Save fuel bills and the economy of the planet with this circuit. SW1 is a normally open press button switch which allows you to view the level of hot water in a hot water tank.
When pressed the voltage difference at the junction of the thermistor and preset is compared to the fixed voltage on the op-amps non-inverting input. Depending on the heat of the water in the tank, the thermistors resistance will toggle the op-amp output to swing to almost full voltage supply and light the appropriate LED.
The circuit was made on veroboard and placed in a small black plastic ABS box. Wires for the thermistor sensors were connected using electical
termianl blocks. A picture of my prototype is shown below.
Stranded cable (not solid) was used to connect the switches and LED’s. Solid core cable can be used, but is not as flexible and connections
can break if the lid is removed frequently. Battery life will probably be 4 to 5 years depending on how often you use the push switch, SW1.
Thermistors NTC1-4 should be spread evenly over the height of the tank. Duct tape was used to stick the bead thermistors to the tank, see
Wires were soldered and insulated at the thermistors ends. I placed NTC1 roughly 4 inches from the top of my tank and
the others were spaced evenly across the height of the hot water tank. As hot water rises the lowest sensor indicates the fullest height
of hot water and should be about 8 to 10 inches from the bottom of the tank. The completed project is shown below:
With a full tank of hot water adjust P1-4 so that all LED’s are lit. As hot water rises, the sensor at the bottom of the tank will be the maximum level of hot water. “Hot” can be translated as 50C to 80C the presets P1-4 allow adjustment of this range.

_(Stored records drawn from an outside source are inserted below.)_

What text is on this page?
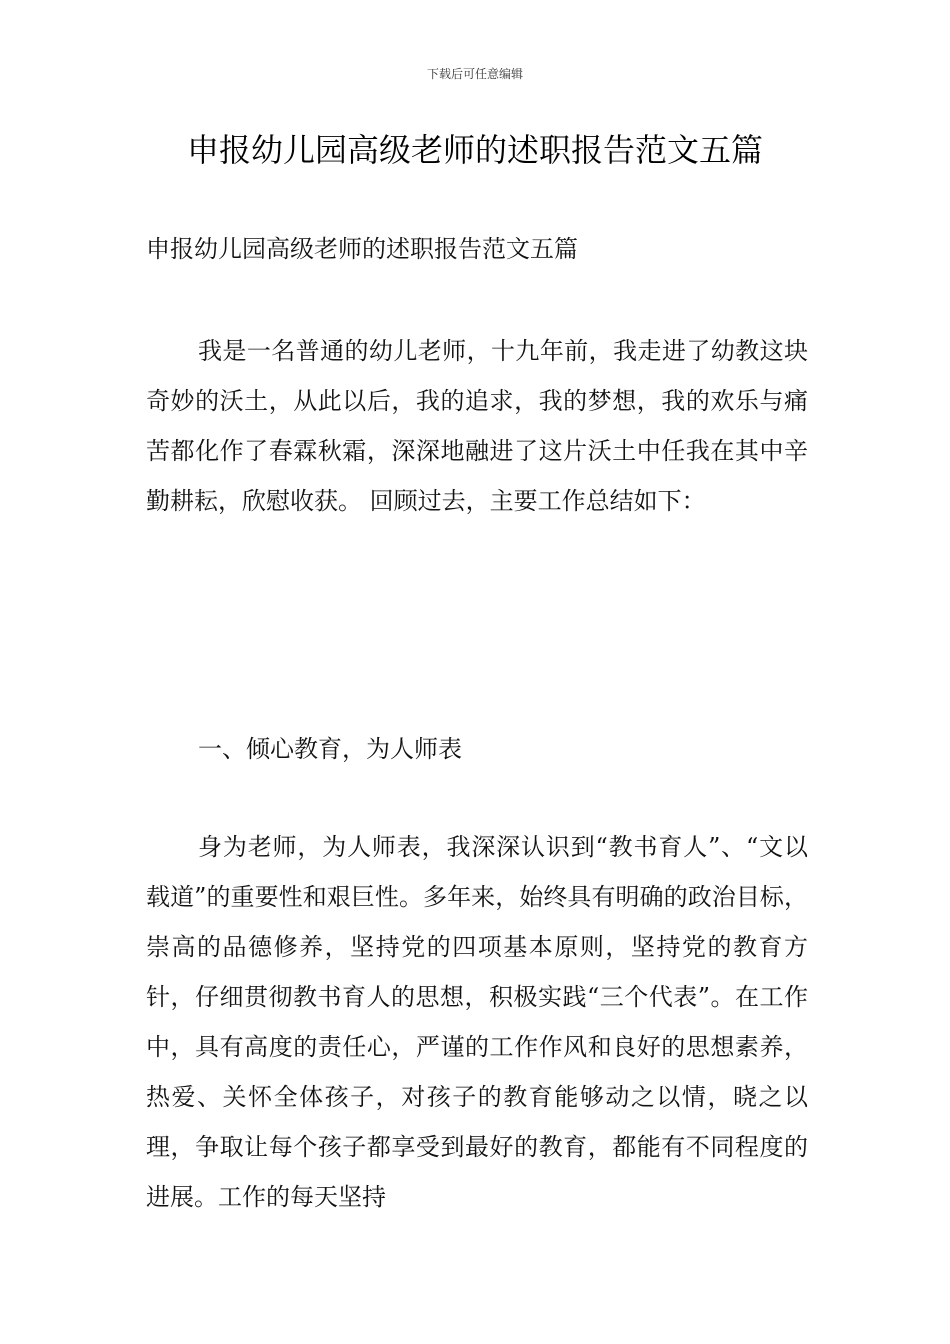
下载后可任意编辑
申报幼儿园高级老师的述职报告范文五篇

申报幼儿园高级老师的述职报告范文五篇

我是一名普通的幼儿老师，十九年前，我走进了幼教这块奇妙的沃土，从此以后，我的追求，我的梦想，我的欢乐与痛苦都化作了春霖秋霜，深深地融进了这片沃土中任我在其中辛勤耕耘，欣慰收获。 回顾过去，主要工作总结如下：

一、倾心教育，为人师表

身为老师，为人师表，我深深认识到“教书育人”、“文以载道”的重要性和艰巨性。多年来，始终具有明确的政治目标，崇高的品德修养，坚持党的四项基本原则，坚持党的教育方针，仔细贯彻教书育人的思想，积极实践“三个代表”。在工作中，具有高度的责任心，严谨的工作作风和良好的思想素养，热爱、关怀全体孩子，对孩子的教育能够动之以情，晓之以理，争取让每个孩子都享受到最好的教育，都能有不同程度的进展。工作的每天坚持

I have used a quad version of the LM324 but any quad op-amp can be used or even four single op-amps.
R2-R5 I used 330ohm resistors, but value is not critical. Lower values give brighter LED output.
NTC1-4 The thermistors maximum resistance must roughly equal the resistance of the fixed resistor and preset.
So for NTC1, this means resistor R7 and preset P1.
As negative temperature coefficient (NTC) thermistors are used, then their resistance decreases for increases in temperature.
I used a thermistor from Maplin, part CR05F. Cold resistance was around 352k, hot resistance 4.75k.
With the CR05F thermistor, R7 was 3.9k and the preset P1 was 150k. At 25 °C the CR05F thermistor has resistance of 100k so using a preset of 150k
allows the circuit to switch from temperatures between 25 °C and 100 °C. If you wanted to trigger at lower temperatures then the preset P1 should
be 470k, as at 0 °C the thermistor resistance is 352k.
Alternative thermistors may be used with different resistance ranges, but the presets P1 to P4 must also be changed as well.
R7-10 series resistance, only required if your thermistors resistance is several ohms at the hottest temperature.
P1 – P4 Chosen to match the resistance of the thermistor when cold.
R1 & R6. These resistors are equal and bias the op-amp inverting input to half the supply voltage. I used 100k.